Remote Access & Exfiltration

This was the most challenging part. Thinking from a SOC Team perspective, I wanted to exfiltrate data without triggering an IPS (Intrusion Prevention System). Some of the worst methods include:

  • Email
  • FTP
  • SMB
  • DNS Tunneling

Anti-Detection Mechanism

No interactive terminals or obvious signs of activity. Everything runs in the background in the least detectable way possible.

Self-Destruction & Persistence

Keystroke logs wouldn’t be saved permanently—they could grow and trigger alerts. The keylogger needed to function autonomously without leaving easily detectable traces.

First Attempt

After reading 2–3 tutorials and some documentation, my first keylogger was ready. It worked—but did it behave like malware or a rootkit from sketchy game/movie download sites? Not even close.

Problems:

  • Pynput couldn’t capture keystrokes across multiple virtual desktops
  • Keylogs stored directly in the home directory
  • Exfiltration: plain text sent over HTTP to a random site

Yeah—this would get flagged and blocked in less than a second. I realized I needed to think like an actual malware developer, from coding style down to file naming.

I spent a day researching keyloggers properly: YouTube videos, GitHub code, blog posts, and ChatGPT for ideas. Now I knew what a keylogger is.

The Keylogger

I switched from pynput to evdev since evdev reads events directly from /dev/input and captures system-wide input, completely solving the virtual desktop capturing issue.

For exfiltration, I used the Telegram Bot API—it blends in with normal web traffic and uses encrypted HTTP requests. Captured data is sent directly to a Telegram channel. I got the idea from phishing pages; many use Telegram API to exfiltrate stolen data, so I knew it would be reliable.

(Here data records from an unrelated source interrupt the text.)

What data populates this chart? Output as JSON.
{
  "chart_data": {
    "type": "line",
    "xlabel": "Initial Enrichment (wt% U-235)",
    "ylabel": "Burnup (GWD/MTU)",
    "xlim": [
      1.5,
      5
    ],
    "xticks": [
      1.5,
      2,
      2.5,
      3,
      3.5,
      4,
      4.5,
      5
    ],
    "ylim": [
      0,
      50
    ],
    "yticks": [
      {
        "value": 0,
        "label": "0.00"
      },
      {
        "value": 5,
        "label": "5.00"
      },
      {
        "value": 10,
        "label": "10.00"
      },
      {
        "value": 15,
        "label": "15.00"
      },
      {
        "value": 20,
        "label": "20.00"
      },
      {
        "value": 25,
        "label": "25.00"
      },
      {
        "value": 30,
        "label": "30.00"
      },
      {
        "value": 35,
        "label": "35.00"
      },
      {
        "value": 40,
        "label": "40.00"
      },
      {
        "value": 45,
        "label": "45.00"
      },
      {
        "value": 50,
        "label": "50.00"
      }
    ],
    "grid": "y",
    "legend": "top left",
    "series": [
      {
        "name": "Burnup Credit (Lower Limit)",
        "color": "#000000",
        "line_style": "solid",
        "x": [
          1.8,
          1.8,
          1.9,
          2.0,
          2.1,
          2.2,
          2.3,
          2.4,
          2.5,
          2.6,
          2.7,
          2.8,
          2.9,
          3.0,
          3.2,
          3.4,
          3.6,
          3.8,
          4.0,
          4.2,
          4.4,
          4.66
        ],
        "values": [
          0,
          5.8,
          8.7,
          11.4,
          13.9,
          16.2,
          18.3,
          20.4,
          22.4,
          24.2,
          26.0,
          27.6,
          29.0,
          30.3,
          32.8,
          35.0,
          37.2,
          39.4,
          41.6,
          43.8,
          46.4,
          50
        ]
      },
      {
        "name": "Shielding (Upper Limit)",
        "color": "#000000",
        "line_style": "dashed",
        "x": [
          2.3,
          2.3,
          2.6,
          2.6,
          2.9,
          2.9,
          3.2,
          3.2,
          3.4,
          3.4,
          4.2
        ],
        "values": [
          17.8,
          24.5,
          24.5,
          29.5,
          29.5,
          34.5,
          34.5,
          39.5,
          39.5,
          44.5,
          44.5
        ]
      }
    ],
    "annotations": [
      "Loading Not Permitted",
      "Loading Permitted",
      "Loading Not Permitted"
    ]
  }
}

The keylogger now stores keystrokes in /dev/shm/, a volatile directory (automatically cleared on reboot), and deletes the log file after sending it to Telegram.

Result:

  • Runs quietly in the background
  • Uses less CPU
  • Avoids repeated requests that could trigger detection

GitHub - 5odead/Trevent — A keyboard input monitoring and logging tool for cybersecurity research. Designed for Ethical Testing ⌨️

File Structure and Names for Full Stealth

Create a folder called networkd-helper in /usr/lib/systemd/:

mkdir -p /usr/lib/systemd/networkd-helper

Installation Path: /usr/lib/systemd/networkd-helper/

Names that mimic actual system files people won’t find suspicious.

File Purpose
systemd-timed.py Keylogger file name
telemetry-sync.py Exfiltration file name (mimics system log files)
/dev/shm/.cache-netlog Temporary keylog storage

Run Command (nohup to run in the background):

nohup sudo python3 FILENAME.py &

Notes

  1. Set KEYBOARD_DEVICE to your actual event number—or the logger won’t capture anything.
  2. Update CHAT_ID and BOT_TOKEN in your exfiltration script—or data won’t get sent.

Conclusion

The keylogger now uses some of the best tricks and strategies I’m aware of, but it still has flaws a blue team professional could easily detect.

For example, the process can be spotted effortlessly using ps aux. I’ll continue refining and improving it over time.